It was strange to come home from work today and read about the shooter in Tualatin who came to his estranged wife’s work and began shooting.

My students and I had spent this week talking about Condition drills. These are the school shooter or intruder version of fire alarm or earthquake drills. We have done them in years past, but this year our school resource officer came and presented to the staff about the multiple reasons that schools may be targeted for shootings. These include domestic violence, homicidal students and former students like Kip Kinkel, and most recently, terrorist acts like those seen in Russia and the Middle East. He shared with us that when he first learned that schools were becoming targets for terrorists that he was skeptical, but that same day terrorists targeted a school in Israel and the real danger of it began to hit home.

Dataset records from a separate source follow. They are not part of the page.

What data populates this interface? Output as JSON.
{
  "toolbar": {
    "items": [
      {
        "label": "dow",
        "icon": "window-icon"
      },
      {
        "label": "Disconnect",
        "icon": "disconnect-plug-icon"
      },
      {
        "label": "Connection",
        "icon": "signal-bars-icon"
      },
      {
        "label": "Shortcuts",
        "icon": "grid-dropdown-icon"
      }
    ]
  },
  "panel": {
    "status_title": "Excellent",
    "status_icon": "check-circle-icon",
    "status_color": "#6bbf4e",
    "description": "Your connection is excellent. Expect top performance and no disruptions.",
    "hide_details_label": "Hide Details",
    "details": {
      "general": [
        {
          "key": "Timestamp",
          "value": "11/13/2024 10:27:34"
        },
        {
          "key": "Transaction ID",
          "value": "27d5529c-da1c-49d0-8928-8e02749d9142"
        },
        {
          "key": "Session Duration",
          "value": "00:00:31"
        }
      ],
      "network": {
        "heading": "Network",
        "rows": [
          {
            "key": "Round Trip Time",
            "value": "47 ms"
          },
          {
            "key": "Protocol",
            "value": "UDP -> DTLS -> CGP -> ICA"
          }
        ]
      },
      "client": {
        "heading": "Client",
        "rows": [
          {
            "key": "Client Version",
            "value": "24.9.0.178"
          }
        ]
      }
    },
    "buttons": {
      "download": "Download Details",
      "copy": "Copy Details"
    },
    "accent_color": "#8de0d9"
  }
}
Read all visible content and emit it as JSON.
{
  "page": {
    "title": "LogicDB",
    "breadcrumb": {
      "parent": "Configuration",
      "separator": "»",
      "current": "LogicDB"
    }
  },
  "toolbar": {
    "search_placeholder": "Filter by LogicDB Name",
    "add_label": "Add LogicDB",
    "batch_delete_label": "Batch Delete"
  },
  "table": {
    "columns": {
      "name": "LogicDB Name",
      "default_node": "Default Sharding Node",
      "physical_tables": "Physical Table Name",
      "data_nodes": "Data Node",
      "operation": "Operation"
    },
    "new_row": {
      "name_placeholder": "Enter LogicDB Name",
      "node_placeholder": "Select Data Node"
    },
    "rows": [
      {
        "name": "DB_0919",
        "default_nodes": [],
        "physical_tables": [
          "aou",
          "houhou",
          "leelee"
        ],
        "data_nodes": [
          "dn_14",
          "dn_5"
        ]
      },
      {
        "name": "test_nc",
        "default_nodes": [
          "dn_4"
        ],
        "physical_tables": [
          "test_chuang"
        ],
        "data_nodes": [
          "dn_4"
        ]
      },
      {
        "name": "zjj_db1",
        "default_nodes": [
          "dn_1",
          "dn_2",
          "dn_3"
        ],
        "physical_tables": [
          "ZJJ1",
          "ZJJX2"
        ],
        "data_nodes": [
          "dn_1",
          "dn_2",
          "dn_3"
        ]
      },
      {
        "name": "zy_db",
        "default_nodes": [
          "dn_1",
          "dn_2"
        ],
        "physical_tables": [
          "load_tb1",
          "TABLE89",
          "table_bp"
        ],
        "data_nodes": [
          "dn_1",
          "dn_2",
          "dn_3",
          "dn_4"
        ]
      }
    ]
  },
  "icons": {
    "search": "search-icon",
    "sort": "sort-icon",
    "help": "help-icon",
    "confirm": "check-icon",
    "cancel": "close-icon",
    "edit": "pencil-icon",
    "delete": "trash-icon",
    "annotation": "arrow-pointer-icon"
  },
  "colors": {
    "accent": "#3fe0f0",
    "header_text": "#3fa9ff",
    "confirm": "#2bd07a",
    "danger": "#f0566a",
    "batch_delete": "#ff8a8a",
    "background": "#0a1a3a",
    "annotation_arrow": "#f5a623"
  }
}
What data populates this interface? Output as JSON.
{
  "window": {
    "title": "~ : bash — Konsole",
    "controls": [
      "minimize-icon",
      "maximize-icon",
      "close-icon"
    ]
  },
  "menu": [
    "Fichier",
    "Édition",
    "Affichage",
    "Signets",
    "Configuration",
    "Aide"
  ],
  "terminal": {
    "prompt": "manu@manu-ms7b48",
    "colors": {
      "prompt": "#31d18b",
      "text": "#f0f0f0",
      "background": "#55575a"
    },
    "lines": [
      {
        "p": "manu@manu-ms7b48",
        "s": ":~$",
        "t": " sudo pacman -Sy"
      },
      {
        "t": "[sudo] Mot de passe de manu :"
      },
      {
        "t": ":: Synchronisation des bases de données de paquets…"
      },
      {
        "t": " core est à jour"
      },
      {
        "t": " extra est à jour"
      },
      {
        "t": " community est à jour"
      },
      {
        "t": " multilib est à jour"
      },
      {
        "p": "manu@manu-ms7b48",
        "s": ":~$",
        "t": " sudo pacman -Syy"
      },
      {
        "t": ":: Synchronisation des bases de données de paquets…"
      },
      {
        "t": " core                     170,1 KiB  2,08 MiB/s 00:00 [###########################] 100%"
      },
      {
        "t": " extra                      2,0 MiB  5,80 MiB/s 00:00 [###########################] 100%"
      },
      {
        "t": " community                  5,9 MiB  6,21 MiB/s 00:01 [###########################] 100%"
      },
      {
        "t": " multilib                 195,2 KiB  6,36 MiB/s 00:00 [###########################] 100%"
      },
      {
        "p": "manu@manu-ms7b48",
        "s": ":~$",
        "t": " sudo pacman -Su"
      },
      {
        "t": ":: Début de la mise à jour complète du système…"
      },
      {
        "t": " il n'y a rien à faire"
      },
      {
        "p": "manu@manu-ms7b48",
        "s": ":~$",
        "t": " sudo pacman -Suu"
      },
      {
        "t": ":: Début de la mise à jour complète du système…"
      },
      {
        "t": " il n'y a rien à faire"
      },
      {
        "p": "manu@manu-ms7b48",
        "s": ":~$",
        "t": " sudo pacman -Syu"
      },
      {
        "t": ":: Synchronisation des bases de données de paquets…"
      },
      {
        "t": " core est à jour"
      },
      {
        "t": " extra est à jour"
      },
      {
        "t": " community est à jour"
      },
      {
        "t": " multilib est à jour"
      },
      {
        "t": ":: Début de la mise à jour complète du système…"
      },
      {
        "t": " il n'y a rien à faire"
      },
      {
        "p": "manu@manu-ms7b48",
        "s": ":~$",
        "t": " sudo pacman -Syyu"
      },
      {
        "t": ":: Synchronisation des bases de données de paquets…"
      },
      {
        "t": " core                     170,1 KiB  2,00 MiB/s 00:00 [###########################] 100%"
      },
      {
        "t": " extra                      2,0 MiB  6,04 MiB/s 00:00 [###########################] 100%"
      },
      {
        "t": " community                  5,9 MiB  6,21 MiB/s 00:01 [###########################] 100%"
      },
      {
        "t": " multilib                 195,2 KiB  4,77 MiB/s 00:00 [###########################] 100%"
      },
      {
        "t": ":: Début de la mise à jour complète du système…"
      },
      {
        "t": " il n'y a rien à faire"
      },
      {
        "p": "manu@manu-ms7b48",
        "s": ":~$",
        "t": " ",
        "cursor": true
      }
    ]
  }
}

I felt a similar skepticism, until my family relayed a news story from a few years back stating that Oregon was one of six states notified by federal law enforcement that a computer disc had been found in Iraq with detailed information on school floor plans and crisis planning documents from the eight targeted school districts.

The training took us beyond what you would normally think about in terms of school safety—things like ensuring that all outside doors are securely locked and making sure everyone who comes into the school has a pass or a school badge. It made the idea of a person with criminal intent finding their way into the school with the intent to harm children, and being the first line of defense for protecting 20-30 little bodies, extremely real. Today my students and I practiced how to get to a safe, secure location and then act like you are playing hide-and-seek so you don’t make any noise that would alert an unsafe person as to your location.

I am extremely grateful to our resource officer for seeing the importance of practicing for the unlikely and unwanted, the same way we practice for earthquake and fire drills. Police and military personnel live by the mantra that in a time of crisis you do what you practice, so you need to practice frequently and correctly.

I was also extremely grateful that all of my students stayed still—no rapping pencils, nervous laughter, or tapping feet gave away that students were in the classroom during the drill. However, when I see a classroom full of children calmly and deftly executing an exercise intended to prepare us for a Columbine-like disaster, I can’t help but think—is this really where we are in society?

A previous school year, when a gang member shot himself on school property, my students wanted to know what I would do if someone with a gun did get into our classroom. I was faced with the futility of the tools of protection that school teachers and students are allowed to have in public schools. My answer to my students was not to worry. It most likely would never happen, and if it did, it was my responsibility to take care of them, and I would. But what I was really thinking was, how?